My Operating System Design.

I’ve been getting back into developing my operating system lately, spurred on by the tutorials I’ve been failing to write (if anybody does want them, email or leave a comment, and I’ll try and get around to them faster). I’ve got to the stage (or at least, I think I have) where I need to make a few of the important design decisions. So in this post, I’m going to discuss them.

The operating system release I made back in January doesn’t really represent the current state of what I’ve done. Firstly, I’ve set up Bochs on my PC (and Qemu on my iBook at school), so that I can test my system without having to have extra hardware on hand. I’m currently in the middle of writing drivers for video and keyboard, so that you’ll be able to use the system without a serial cable and an extra PC. But that isn’t really the design of my operating system, more just what I’ve previously done.

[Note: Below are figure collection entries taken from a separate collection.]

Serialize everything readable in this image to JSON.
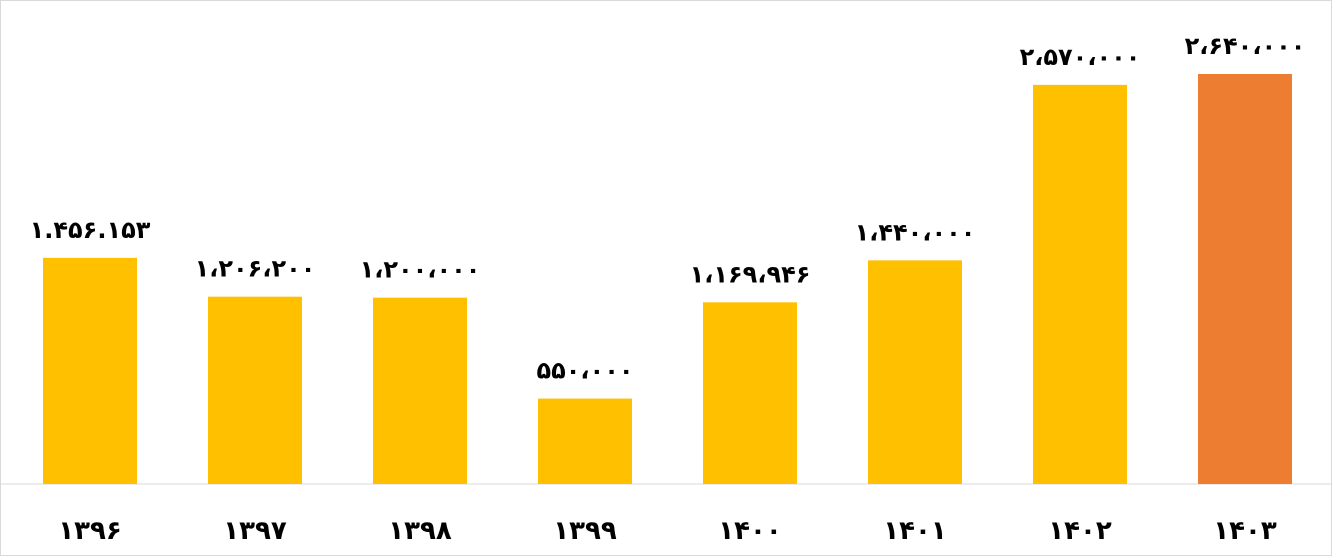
{
  "chart_data": {
    "type": "bar",
    "categories": [
      "۱۳۹۶",
      "۱۳۹۷",
      "۱۳۹۸",
      "۱۳۹۹",
      "۱۴۰۰",
      "۱۴۰۱",
      "۱۴۰۲",
      "۱۴۰۳"
    ],
    "values": [
      1456153,
      1206200,
      1200000,
      550000,
      1169946,
      1440000,
      2570000,
      2640000
    ],
    "data_labels": [
      "۱.۴۵۶.۱۵۳",
      "۱،۲۰۶،۲۰۰",
      "۱،۲۰۰،۰۰۰",
      "۵۵۰،۰۰۰",
      "۱،۱۶۹،۹۴۶",
      "۱،۴۴۰،۰۰۰",
      "۲،۵۷۰،۰۰۰",
      "۲،۶۴۰،۰۰۰"
    ],
    "bar_colors": [
      "#FFC000",
      "#FFC000",
      "#FFC000",
      "#FFC000",
      "#FFC000",
      "#FFC000",
      "#FFC000",
      "#ED7D31"
    ],
    "title": "",
    "xlabel": "",
    "ylabel": "",
    "ylim": [
      0,
      2640000
    ],
    "grid": false,
    "legend": "none"
  }
}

Over the time I’ve been writing this OS, I’ve been led in two different major directions to take my operating system in. The first, and more standard, direction is to create a modular microkernel, stick a whole heap of drivers on top of it, add a GUI, and call it Windows (or not). The second direction, and the one I think I am finally leaning towards, is to create a distributed operating system. There have been a few of these in the past, the most famous being Plan9 (and yet 99.9% of computer nerds have still never heard of it).

A distributed operating system is basically one in which each computer acts as part of a larger system and shares resources with the other computers. Resources could be processing time (one computer’s threads might run on another computer), hard disk space, network time servers, or anything, really.

What’s great about this is, assuming the user’s home computer is connected to the network, a user can sit down at any computer on the network, log in, and have exactly the same interface and files as if they were at home. They could even start a process running, log off, let the other computers on the network process it, and log back in again to get the results. Of course, there becomes an issue if nobody leaves their computer idling to run other people’s tasks.

Not all computers are created equal. Some might be 32bit, some might be 64bit. Some might be a Celeron 366 running in my bedroom, some might be multiprocessor servers in a data centre. And assuming they can all run the same software is probably not a great idea. For that reason, I’m going to implement a scripting language, and all the processes are going to be interpreted by all the peers in the system. No native code, except for the kernel, will be running.

This scripting language is going to be something along the lines of Lisp. This is one of the reasons I’ve been trying (and failing) to write a Lisp interpreter. I’m choosing Lisp because if I can implement both code and data using the same object model, it will make it simpler to transfer code and data between peers, I’ll only have to code one transfer mechanism. I also happen to like the idea of Lisp a lot, despite not having created anything major in it.

I’m not going to be implementing support for a lot of old hardware. I’m not going to bother writing floppy drivers, serial port drivers, or other things like this. The console, the hard drive, and the network are the most important peripheral devices, and the ones I will be concentrating on most.

There are quite a few problems that will need to be ironed out. What happens to secure data? Where does the data go when a node goes offline? How can we check the security of a node? I think by implementing a few checks into the client software, it’s possible to solve most of these problems.

While I realise my dream is a long way off, I hope I can make a move towards such a system being a reality. While I’m away at Kakadu I hope to have a bit of time to think more closely about some of the protocols involved. Now, back to work for me!